Hybrid metasurfaces incorporated by active materials hold great promise for state‐of‐the‐art terahertz functional devices. However, it is still a major challenge to achieve ultrafast, dynamic, and multifunctional effective control of THz waves via hybrid metasurfaces. Herein, a modulator consisting of split rings and cut‐wires is first demonstrated, with an amplitude of −35.6 dB at 0.524 THz. By embedding semiconductor silicon into specified locations to form a hybrid metasurface, the ultrastrong connectivity of the silicon bridges leads to rapid optical molecularization.
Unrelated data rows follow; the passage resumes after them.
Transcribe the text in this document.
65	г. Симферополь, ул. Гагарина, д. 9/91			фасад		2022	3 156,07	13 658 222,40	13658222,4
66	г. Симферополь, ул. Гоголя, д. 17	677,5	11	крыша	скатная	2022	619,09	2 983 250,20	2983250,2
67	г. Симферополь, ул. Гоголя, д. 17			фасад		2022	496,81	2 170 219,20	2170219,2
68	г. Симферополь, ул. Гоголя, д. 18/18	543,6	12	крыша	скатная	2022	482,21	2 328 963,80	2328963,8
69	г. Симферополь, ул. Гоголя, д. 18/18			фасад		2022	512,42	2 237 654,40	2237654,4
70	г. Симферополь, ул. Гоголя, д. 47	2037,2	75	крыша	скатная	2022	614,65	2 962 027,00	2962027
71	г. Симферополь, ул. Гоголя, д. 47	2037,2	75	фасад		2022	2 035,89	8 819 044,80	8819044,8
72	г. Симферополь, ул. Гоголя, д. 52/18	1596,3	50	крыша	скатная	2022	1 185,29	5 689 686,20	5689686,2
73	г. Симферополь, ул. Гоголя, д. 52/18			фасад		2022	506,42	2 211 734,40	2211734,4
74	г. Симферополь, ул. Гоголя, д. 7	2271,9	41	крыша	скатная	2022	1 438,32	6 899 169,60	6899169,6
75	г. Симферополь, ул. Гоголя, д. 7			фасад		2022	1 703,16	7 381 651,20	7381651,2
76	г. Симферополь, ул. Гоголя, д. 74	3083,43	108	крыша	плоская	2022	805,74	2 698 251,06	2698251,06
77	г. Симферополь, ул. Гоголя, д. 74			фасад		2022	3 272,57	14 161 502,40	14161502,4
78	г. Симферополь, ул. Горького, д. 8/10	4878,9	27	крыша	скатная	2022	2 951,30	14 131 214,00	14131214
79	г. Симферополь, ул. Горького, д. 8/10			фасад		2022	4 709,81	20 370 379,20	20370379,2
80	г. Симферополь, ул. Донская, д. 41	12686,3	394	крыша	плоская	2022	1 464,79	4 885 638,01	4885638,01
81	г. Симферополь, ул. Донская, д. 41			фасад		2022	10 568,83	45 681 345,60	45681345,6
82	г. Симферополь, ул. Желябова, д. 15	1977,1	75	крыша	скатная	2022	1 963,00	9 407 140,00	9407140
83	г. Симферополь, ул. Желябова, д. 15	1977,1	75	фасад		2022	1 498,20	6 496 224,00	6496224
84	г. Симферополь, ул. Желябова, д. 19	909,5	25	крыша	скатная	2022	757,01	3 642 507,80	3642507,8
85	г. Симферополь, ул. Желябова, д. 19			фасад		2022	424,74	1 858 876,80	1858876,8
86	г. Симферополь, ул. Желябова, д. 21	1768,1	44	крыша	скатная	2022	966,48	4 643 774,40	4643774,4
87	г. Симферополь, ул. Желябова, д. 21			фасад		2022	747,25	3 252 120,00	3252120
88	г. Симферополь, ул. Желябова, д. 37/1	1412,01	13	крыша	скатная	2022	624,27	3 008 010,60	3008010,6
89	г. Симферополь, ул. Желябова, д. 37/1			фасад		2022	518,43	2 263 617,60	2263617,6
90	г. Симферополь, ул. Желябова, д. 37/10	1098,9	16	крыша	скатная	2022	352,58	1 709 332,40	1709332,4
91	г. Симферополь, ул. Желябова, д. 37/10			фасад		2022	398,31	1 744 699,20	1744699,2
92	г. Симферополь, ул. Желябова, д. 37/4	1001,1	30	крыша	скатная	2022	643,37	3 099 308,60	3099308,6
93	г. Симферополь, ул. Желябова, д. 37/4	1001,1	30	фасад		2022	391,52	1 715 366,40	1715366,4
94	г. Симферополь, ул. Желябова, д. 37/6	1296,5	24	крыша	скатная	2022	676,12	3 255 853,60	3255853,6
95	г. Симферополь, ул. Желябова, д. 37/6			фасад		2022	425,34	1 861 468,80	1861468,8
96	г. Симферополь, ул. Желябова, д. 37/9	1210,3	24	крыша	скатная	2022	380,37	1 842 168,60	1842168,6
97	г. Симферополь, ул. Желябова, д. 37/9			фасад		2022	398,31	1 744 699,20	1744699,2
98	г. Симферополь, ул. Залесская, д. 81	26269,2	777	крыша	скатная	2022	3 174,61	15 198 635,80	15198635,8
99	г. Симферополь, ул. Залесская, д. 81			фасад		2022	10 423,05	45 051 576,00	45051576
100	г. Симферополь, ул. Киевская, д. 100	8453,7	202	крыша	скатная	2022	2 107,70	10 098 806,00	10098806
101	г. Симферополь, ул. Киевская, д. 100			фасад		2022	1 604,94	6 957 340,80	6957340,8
Under photoexcitation, the frequency tuning range is 26.7%, the phase shifting reaches 357.5°, and the maximal modulation depth is 94.54%. Taking advantage of the rapid relaxation of photocarriers in the silicon bridges, the ultrafast frequency switching is within 1400 ps. More interestingly, by changing the positions of the silicon bridges, the frequency tuning range is further promoted to 60%, the phase shifting is 353.5°, the modulation depth of 100% is achieved, and the full recovery time is 1600 ps. Furthermore, the underlying mechanism of the ultrafast tuning process is elucidated. This work demonstrates the feasibility of all‐optical‐controlled hybrid metasurface to achieve multifunctional dynamic modulation of THz waves, which has tremendous potential for applications in optical switching, signal processing, and frequency conversion.